- Opening title card
- Directed by: John Harlow
- Screenplay by: John Harlow
- Based on: The Mystery of the Free Frenchmen by Anthony Parsons
- Produced by: Louis H. Jackson
- Starring: David Farrar Manning Whiley Dennis Arundell John Varley
- Cinematography: Geoffrey Faithfull
- Edited by: Vi Burdon
- Music by: Percival Mackey
- Production companies: Strand Film Company (for) British National Films
- Distributed by: Anglo-American Film Corporation (UK)
- Release date: 5 February 1945 (UK);
- Running time: 80 minutes
- Country: United Kingdom
- Language: English

= Meet Sexton Blake! =

Meet Sexton Blake! is a 1945 British second feature ('B') drama film directed by John Harlow and starring David Farrar, Manning Whiley, Dennis Arundell, and John Varley. It was written by Harlow based on the 1940 novel The Mystery of the Free Frenchmen by Anthony Parsons. It was one of two films directed by Harlow in which Farrar played Sexton Blake, the other being The Echo Murders (1945).

== Plot ==
Important documents are stolen from a dead man during an air raid, and the War Office call in Sexton Blake to investigate.

==Cast==
- David Farrar as Sexton Blake
- Manning Whiley as Raoul Sudd
- Dennis Arundell as Johann Sudd
- John Varley as Tinker
- Betty Huntley-Wright as Nobby
- Gordon McLeod as Inspector Venner
- Kathleen Harrison as Mrs Bardell
- Cyril Smith as Belford
- Magda Kun as Yvonne
- Ferdy Mayne as Slant-Eyes
- Charles Farrell as Skipper
- Roddy Hughes as Ferraby
- Philip Godfrey as James Baird
- Tony Arpino as Torch
- Charles Rolfe as Mario Carloni
- Elsie Wagstaff as Mrs Baird
- David Keir as Charlie Kunn

==Critical reception==
The Monthly Film Bulletin wrote: "This is a long-drawn-out murder story unfolded in confusing manner and with the actual murder sequences photographed in crude detail. The cast, headed by David Farrar as Sexton Blake and John Varley as Tinker, is an efficient one, but they are hampered by dialogue which tends to make their performances seem amateurish."

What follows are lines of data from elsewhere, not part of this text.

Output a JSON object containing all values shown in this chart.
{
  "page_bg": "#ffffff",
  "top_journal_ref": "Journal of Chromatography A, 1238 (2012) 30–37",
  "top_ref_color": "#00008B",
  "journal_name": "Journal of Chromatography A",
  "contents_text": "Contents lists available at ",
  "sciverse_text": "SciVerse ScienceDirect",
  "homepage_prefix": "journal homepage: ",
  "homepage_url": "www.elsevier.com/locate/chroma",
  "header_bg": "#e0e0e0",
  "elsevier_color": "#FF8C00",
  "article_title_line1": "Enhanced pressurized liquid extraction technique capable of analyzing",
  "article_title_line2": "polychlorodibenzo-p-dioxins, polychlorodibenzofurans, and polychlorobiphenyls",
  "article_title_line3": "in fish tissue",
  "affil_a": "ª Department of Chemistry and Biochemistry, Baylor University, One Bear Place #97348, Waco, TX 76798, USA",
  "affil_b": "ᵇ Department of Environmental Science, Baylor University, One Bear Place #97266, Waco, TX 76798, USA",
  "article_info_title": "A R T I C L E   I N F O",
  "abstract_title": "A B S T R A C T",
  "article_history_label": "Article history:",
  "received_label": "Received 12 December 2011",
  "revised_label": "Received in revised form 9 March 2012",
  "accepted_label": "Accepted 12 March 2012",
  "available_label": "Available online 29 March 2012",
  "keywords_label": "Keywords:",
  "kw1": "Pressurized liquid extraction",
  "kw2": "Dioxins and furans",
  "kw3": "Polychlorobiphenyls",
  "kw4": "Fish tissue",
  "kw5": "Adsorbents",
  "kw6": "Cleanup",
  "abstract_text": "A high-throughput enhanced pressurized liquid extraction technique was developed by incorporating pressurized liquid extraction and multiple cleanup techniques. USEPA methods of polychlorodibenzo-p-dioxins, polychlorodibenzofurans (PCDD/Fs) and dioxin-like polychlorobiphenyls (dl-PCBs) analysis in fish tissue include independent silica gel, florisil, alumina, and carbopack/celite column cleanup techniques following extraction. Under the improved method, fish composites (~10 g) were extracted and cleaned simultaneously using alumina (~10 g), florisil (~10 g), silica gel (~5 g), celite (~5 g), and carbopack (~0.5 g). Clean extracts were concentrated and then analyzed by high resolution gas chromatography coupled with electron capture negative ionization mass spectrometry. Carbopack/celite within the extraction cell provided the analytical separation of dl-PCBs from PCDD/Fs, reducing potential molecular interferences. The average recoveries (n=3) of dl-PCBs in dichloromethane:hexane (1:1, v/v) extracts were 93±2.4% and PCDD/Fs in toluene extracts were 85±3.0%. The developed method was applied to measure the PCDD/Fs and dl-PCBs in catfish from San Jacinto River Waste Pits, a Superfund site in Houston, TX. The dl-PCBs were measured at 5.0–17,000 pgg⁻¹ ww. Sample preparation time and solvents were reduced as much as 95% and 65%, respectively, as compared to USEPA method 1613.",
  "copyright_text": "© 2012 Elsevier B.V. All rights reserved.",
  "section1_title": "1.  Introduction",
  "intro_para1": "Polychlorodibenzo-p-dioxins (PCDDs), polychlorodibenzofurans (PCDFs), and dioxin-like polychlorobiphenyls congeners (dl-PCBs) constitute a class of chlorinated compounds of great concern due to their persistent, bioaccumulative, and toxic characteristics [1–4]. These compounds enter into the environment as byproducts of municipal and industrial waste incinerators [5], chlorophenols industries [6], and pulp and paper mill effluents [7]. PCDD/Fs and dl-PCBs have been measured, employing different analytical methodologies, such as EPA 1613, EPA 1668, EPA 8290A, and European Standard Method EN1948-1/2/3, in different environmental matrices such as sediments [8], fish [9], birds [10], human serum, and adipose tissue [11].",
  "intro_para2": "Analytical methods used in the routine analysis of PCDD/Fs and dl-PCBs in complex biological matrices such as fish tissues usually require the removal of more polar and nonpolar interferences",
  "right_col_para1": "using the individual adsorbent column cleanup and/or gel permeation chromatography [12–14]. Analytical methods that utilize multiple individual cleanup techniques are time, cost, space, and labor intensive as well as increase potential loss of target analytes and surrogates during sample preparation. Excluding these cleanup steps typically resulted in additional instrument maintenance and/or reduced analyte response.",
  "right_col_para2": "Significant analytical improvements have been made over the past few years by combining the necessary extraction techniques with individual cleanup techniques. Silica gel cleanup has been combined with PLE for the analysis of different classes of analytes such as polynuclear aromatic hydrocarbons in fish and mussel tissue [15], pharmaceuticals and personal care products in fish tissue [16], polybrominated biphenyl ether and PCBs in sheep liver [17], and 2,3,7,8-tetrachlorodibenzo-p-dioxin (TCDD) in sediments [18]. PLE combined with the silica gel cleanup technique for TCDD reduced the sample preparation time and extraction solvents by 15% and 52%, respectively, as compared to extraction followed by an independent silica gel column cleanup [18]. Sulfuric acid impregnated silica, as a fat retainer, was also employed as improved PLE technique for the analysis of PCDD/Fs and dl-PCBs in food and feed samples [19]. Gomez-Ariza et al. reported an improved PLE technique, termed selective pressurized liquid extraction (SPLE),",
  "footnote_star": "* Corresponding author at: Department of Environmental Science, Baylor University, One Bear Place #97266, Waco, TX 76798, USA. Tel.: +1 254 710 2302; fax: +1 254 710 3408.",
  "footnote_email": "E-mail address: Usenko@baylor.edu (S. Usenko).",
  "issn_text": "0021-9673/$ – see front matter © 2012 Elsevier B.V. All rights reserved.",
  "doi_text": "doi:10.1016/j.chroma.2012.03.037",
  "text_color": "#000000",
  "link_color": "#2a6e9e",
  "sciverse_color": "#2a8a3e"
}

Kine Weekly wrote: "This British offering attempts a little too much to achieve coherence, let alone convincing entertainment. The story, exploring the crime calendar from opium dens to grisly murder, is never held in clear perspective and only a master mind will follow it with any accuracy. Competently acted and staged, it nevertheless has undeniable box-office claims in its title and, on this score alone, should make a reliable programmer for industrial halls and the masses as a whole."

Picturegoer wrote: "If it's blood and thunder – and unitentional laughter – you are after, this is your meat."

TV Guide called the film "entertaining in an unintended way", rating it two out of five stars.